November 20, 2017

Heaven Is My Home

By Wayne S. Walker

My family and I, along with the church where I labor, recently encountered a rather strange situation that was, to say the least, a bit unnerving. The brethren decided to sell the preachers' house that the church had owned, because of its age, condition and location, and allow us to purchase our own. Everything seemed to be moving along smoothly. However, less than twenty-four hours before the closing on the church's house and just a few days before the closing on the house that we were hoping to buy, the title company informed us of a thorny legal problem.

The church had never formally incorporated. And according to state law, a non-incorporated entity cannot sell a piece of property without first filing a petition with the Common Pleas Court, publishing a notice of that petition in a newspaper for four weeks, and then having the court rule in favor of the petition, a process that can take anywhere from eight to twelve weeks and even longer if any further difficulties are encountered. Since neither the buyers for the church's house nor the sellers of the house that we had made an offer on were willing to wait that long, the whole process was effectively canceled for the time being.

However, this is not an article about real estate law. There is a spiritual application that I want to make. The experience of being so close to owning a home and having a deal fall through due to last-minute, unforeseen circumstances beyond our control has helped me to appreciate better an important biblical truth. "For here we have no continuing city, but we seek the one to come" (Heb. 13:14). Certainly there is nothing wrong with a person owning his own home here on earth. In fact, it can be a good thing. However, we must never become so wrapped up in the things of this world, including our property, that we fail to remember some vital concepts taught in Scripture.

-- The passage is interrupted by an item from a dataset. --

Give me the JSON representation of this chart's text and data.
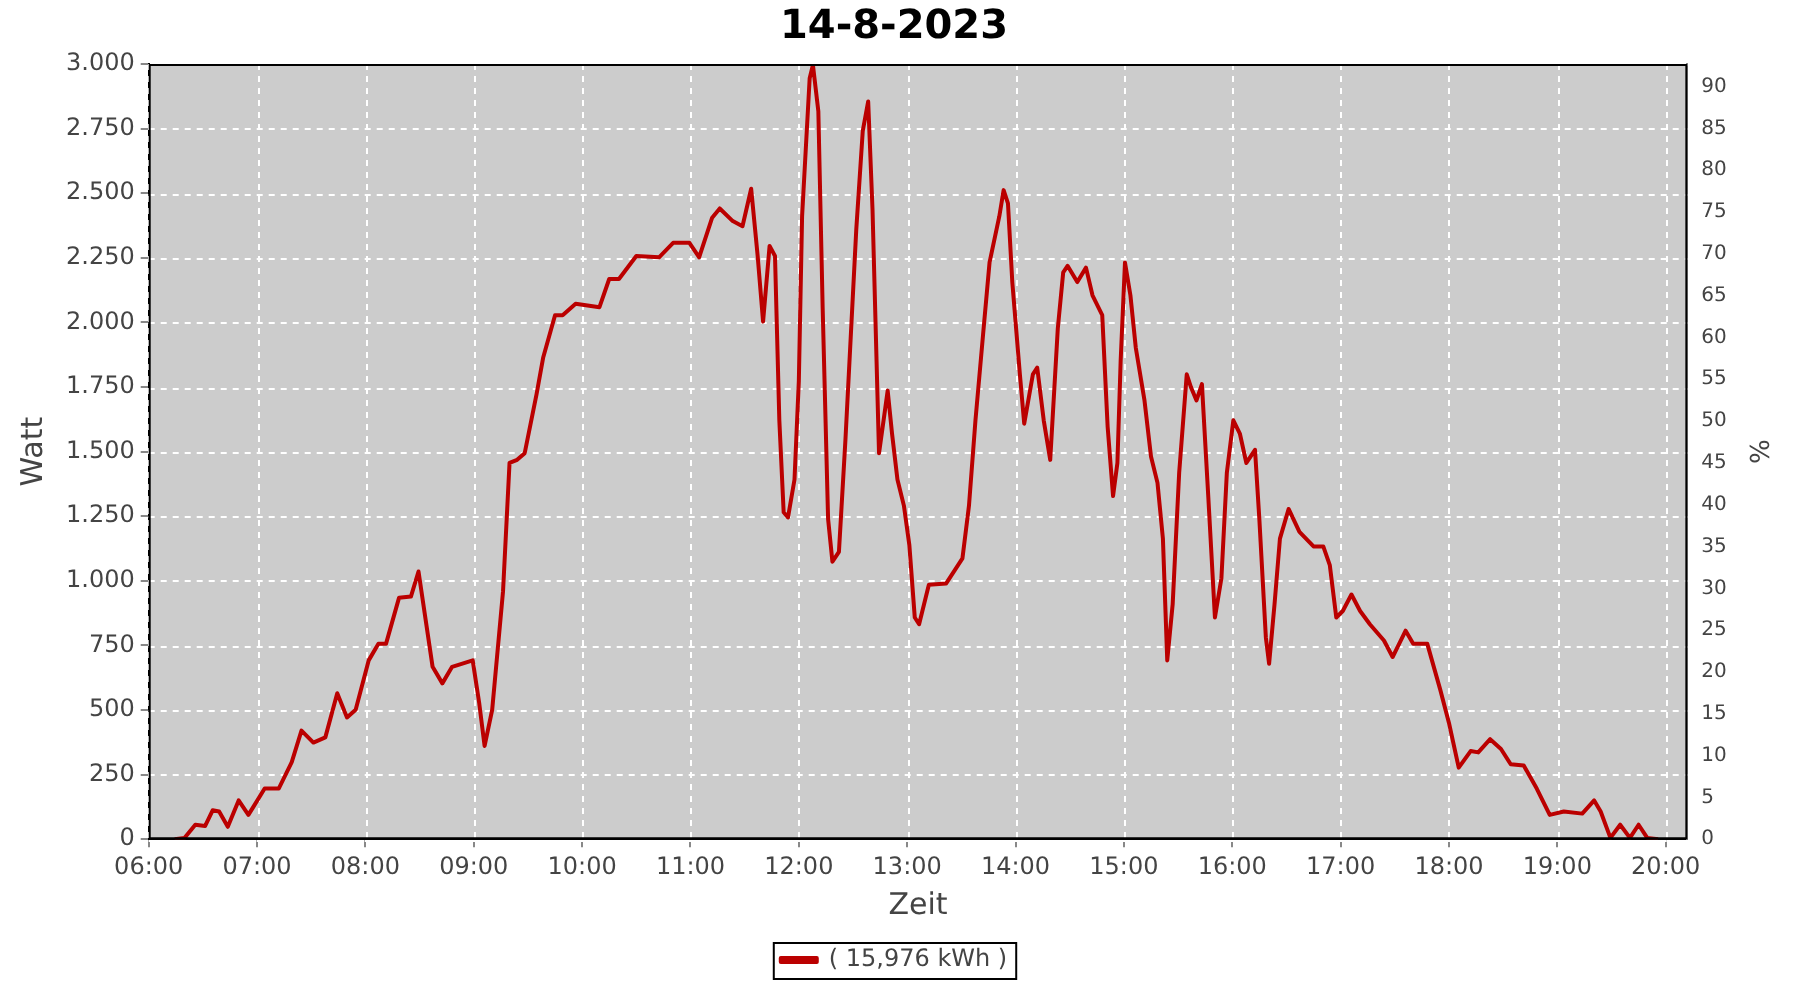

First, we are but pilgrims and strangers here on this earth. Even the patriarchs of old recognize this fact (Heb. 11:13). How much more should we, who live with the blessed hope made possible by the death and resurrection of Christ, be impressed with the temporariness of our sojourn here (Jas. 4:13-16). Mrs. M.S.B. Dana wrote,

I'm a pilgrim and I'm a stranger;

I can tarry, I can tarry but a night.

Do not detain me, for I am going

To where the fountains are ever flowing.

I'm a pilgrim and I'm a stranger;

I can tarry, I can tarry but a night.

As a pilgrims and strangers, we are taught to "abstain from fleshly lusts which war against the soul, having your conduct honorable among the Gentiles, that when they speak against you as evildoers, they may, by your good works which they observe, glorify God in the day of visitation" (1 Pet. 2:11-2).

Second, the reason that we are but pilgrims and strangers is that our primary citizenship is not with some nation in this world but in heaven. Paul wrote, "For our citizenship is in heaven, from which we also eagerly wait for the Savior, the Lord Jesus Christ" (Phil. 3:20). I.N. Carman wrote,

Yonder over the rolling river,

Where the shining mansions rise,

Soon will be our home forever,

And the smile of the blessed Giver

Gladdens all our longing eyes.

The reason why our citizenship is in heaven is that our hope is there (Col. 1:3-5). And the reason why our hope is in heaven is that our Savior has already entered there to make atonement for us and to prepare us a home with him (Heb. 6:17-20, 9:11-14).

Third, as a result of the fact that our citizenship is in heaven, we must be careful not to look upon our homes and other physical possessions of this life as having any degree of permanence. Jesus teaches us, "Do not lay up for yourselves treasures on earth, where moth and rust destroy and where thieves break in and steal; but lay up for yourselves treasures in heaven, where neither moth nor rust destroys and where thieves do not break in and steal" (Matt. 6:19-20). H.B. Hartzler wrote,

The treasures of earth are not mine;

I hold not its silver and gold,

But a treasure far greater is mine:

I have riches of value untold.

We should place much more emphasis in our lives upon making sure that we lay up treasures in heaven rather than treasures on earth. Ultimately, everything on earth that we or anyone else will have labored to obtain will be burned up when Christ returns (2 Pet. 3:10-13). Only in the holy city, New Jerusalem of the new heaven and the new earth, will there by anything of eternal value (Rev. 22:15).

With regard to material things - house, lands, goods the old saying, although trite, is true that, "You can't take it with you." Or, as others have observed, you never see any U-Haul trucks behind hearses. As pertaining to the congregation here selling the preacher's house and allowing us to buy our own, the brethren decided to consult an attorney to see what our options are. Someday my family and I may own our own house. But whether we ever do or not, we are working toward a better home, "a house not made with hands, eternal in the heavens" (2 Cor. 5:1). What about you? Are you laying up treasures in heaven rather than just on earth?